Malheureusement votre communication se réfugie dans l’autosatisfaction et s’évertue à créer des polémiques.
Autosatisfaction quand vous parlez du développement du bénévolat notamment au travers des CAS d’arrondissement alors que votre majorité n’a eu de cesse de vouloir déresponsabiliser les bénévoles. Joëlle Chérioux de Soultrait y reviendra d’ailleurs dans un instant.
Autosatisfaction encore lorsque vous abordez l’emploi des seniors alors que votre Plan Départemental d’Insertion avait oublié d’inscrire dans ses publics prioritaires les seniors soit un tiers des allocataires du RSA.
Autosatisfaction également en faisant si j’ose dire du vieux avec du neuf. Vous nous proposez ce matin trois dispositifs. Certes, nous les voterons. Mais répondent-ils aux exigences de la révolution du vieillissement ?
Ainsi vous proposez de remplacer l’Allocation Ville de Paris (APV) par Paris Solidarité en relevant le plafond de revenu des bénéficiaires de 775€ à 840 €. L’ouverture du dispositif complément santé aux allocataires de « Paris solidarité » comme l’extension de Paris Logement sont des décisions qui ne peuvent susciter des désaccords de notre part. Ils représentent un total de 37 millions d’euros soit l’équivalent des investissements pour les voies sur berges. Cette comparaison illustre d’ailleurs vos priorités. Ces mesurettes vous donnent sans doute bonne conscience vis-à-vis des plus défavorisés mais elles ne correspondent en rien aux besoins de Paris notamment pour permettre aux classes moyennes de rester dans la capitale au moment de leur retraite.
Les rentrées fiscales importantes, les augmentations des impôts et les droits de mutation fleurissants auraient du vous conduire à plus de solidarité en particulier pour les classes moyennes seniors non propriétaires. Ces dernières subissent de plein fouet à Paris la conjugaison de trois phénomènes : la baisse de revenu intrinsèque à l’entrée en retraite, le coût de la vie supérieur à la moyenne nationale et le taux d’effort en matière locative là aussi supérieur au reste de la France.
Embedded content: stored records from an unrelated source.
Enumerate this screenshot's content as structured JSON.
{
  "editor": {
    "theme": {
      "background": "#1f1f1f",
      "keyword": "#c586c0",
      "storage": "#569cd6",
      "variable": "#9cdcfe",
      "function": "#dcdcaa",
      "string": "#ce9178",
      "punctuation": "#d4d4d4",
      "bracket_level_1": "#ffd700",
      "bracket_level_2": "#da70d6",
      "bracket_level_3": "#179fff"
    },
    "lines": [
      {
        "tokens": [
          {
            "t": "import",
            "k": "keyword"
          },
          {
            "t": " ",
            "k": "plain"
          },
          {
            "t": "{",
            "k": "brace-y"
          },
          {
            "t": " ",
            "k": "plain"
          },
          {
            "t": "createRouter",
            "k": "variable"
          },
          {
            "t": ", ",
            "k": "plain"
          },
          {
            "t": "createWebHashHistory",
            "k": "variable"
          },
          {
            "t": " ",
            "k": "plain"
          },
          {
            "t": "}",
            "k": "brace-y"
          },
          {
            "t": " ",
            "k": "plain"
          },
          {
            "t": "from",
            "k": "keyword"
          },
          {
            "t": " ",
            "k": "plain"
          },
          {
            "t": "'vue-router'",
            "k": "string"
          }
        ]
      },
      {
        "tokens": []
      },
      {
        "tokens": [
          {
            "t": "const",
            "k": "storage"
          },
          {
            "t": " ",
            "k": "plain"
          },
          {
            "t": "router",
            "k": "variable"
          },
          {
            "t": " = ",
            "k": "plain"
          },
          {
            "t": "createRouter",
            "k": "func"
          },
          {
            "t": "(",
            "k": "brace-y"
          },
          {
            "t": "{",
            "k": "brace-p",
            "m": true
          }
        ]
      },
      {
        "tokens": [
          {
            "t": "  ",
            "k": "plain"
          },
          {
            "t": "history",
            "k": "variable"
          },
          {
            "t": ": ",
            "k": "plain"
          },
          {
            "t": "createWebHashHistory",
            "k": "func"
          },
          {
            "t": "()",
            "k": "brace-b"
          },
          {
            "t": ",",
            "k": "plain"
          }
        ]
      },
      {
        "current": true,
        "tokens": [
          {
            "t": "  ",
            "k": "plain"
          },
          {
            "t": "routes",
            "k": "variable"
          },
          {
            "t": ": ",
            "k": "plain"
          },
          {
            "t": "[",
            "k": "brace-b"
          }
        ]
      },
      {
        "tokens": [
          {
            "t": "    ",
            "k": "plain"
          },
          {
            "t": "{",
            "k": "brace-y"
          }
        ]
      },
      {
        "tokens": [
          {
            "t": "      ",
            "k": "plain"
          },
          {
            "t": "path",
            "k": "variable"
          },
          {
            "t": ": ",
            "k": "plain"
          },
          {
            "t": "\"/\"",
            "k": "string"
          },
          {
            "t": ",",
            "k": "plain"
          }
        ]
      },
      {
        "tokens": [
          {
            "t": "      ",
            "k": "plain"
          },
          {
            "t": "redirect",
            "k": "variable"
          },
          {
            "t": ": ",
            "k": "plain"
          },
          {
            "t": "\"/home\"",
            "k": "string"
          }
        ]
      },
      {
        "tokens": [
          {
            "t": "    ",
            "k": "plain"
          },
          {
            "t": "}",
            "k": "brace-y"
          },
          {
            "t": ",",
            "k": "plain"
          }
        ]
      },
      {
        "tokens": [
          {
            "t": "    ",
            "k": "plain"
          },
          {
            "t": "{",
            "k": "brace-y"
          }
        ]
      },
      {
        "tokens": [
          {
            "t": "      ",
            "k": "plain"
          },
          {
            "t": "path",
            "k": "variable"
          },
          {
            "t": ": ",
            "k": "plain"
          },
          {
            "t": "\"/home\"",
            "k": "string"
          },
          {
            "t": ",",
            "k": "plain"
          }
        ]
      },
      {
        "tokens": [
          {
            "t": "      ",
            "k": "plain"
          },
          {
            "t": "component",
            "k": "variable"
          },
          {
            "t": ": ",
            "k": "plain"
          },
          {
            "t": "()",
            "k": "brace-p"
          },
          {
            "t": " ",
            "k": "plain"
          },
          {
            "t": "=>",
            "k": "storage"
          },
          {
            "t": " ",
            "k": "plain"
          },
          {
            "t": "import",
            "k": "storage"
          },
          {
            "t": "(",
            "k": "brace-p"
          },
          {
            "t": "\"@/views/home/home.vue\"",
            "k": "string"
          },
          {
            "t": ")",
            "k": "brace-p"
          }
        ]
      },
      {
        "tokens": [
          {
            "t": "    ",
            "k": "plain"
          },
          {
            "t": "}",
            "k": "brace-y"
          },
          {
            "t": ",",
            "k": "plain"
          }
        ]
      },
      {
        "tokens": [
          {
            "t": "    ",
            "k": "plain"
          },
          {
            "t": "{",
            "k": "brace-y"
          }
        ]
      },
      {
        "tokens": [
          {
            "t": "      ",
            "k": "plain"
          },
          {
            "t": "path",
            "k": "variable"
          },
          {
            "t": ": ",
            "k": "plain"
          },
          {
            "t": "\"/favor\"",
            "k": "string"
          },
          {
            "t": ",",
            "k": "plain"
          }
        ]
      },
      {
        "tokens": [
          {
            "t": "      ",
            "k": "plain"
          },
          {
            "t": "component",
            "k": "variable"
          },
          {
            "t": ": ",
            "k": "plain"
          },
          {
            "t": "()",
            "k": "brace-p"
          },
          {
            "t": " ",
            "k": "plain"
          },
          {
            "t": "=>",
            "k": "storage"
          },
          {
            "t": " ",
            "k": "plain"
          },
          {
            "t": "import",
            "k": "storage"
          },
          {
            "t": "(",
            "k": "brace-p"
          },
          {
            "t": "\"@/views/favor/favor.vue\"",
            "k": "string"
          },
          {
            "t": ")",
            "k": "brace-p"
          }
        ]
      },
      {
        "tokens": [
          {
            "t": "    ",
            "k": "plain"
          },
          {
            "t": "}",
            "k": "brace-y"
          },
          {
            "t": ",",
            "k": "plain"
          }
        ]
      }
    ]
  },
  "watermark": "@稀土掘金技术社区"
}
Comme pour le logement social il y a une réalité des classes moyennes que vous vous refusez à prendre en compte.
Mes chers collègues, quant à la polémique, Monsieur le Maire, elle au cœur de votre communication. En particulier sur le désengagement de l’Etat et à commencer sur le financement de l’APA. Si les chiffres que vous communiquez sur le recouvrement de l’APA à Paris par l’Etat sont exacts, votre interprétation en est pour le moins trompeuse.
D’abord pour qu’il y ait engagement, il faudrait que loi y oblige. Ce qui n’est pas le cas. Rien ne l’indique dans le texte de loi porté par mesdames Guigou et Guinchard-Kunstler. Dois-je vous rappeler que lors de la création de l’APA, aucune réflexion sérieuse quant à son financement n’ avait été menée.
Ensuite votre communication passe sous silence ce qu’est aujourd’hui le financement de l’APA, c'est-à-dire un système de péréquation et de solidarité nationale entre départements pauvres et départements plus aisés.
Paris est un département dans lequel la proportion des personnes de 75 ans et plus n'est pas très importante et comme je l’évoquais vos choix politiques n’y sont pas pour rien dans ce résultat, avec 7,4 % de 75 ans et plus, notre département est dans les 25% de département ayant le taux le plus faible, mais surtout c'est le département qui a le potentiel fiscal le plus élevé.
Votre communication en critiquant l’Etat remet donc implicitement en cause ce mécanisme de péréquation entre départements, opéré par les critères de répartition ayant vocation à aider les départements pauvres à forte densité de personnes âgées dépendantes. Je vous laisse le loisir d’en disserter avec vos collègues, parfois de gauche, Présidents des Conseils généraux bénéficiaires de cette péréquation.
A cela s’ajoute que lorsque l’Etat est aux avant postes vous minimiser son rôle, je pense en particulier au plan Alzheimer dont au niveau local vous en revendiquez les résultats. J’ai à l’esprit notamment la création des MAIA.
Mais au delà de l’autosatisfaction et des polémiques avec l’Etat votre communication effleure le sujet crucial dans le débat qui s’ouvre sur la dépendance : le Reste à Payer ou Reste à Charge pour les familles. Est-ce volontaire ? Comment pouvez dans une communication sur la politique de la ville relative aux personnes âgées ne pas l’approfondir ?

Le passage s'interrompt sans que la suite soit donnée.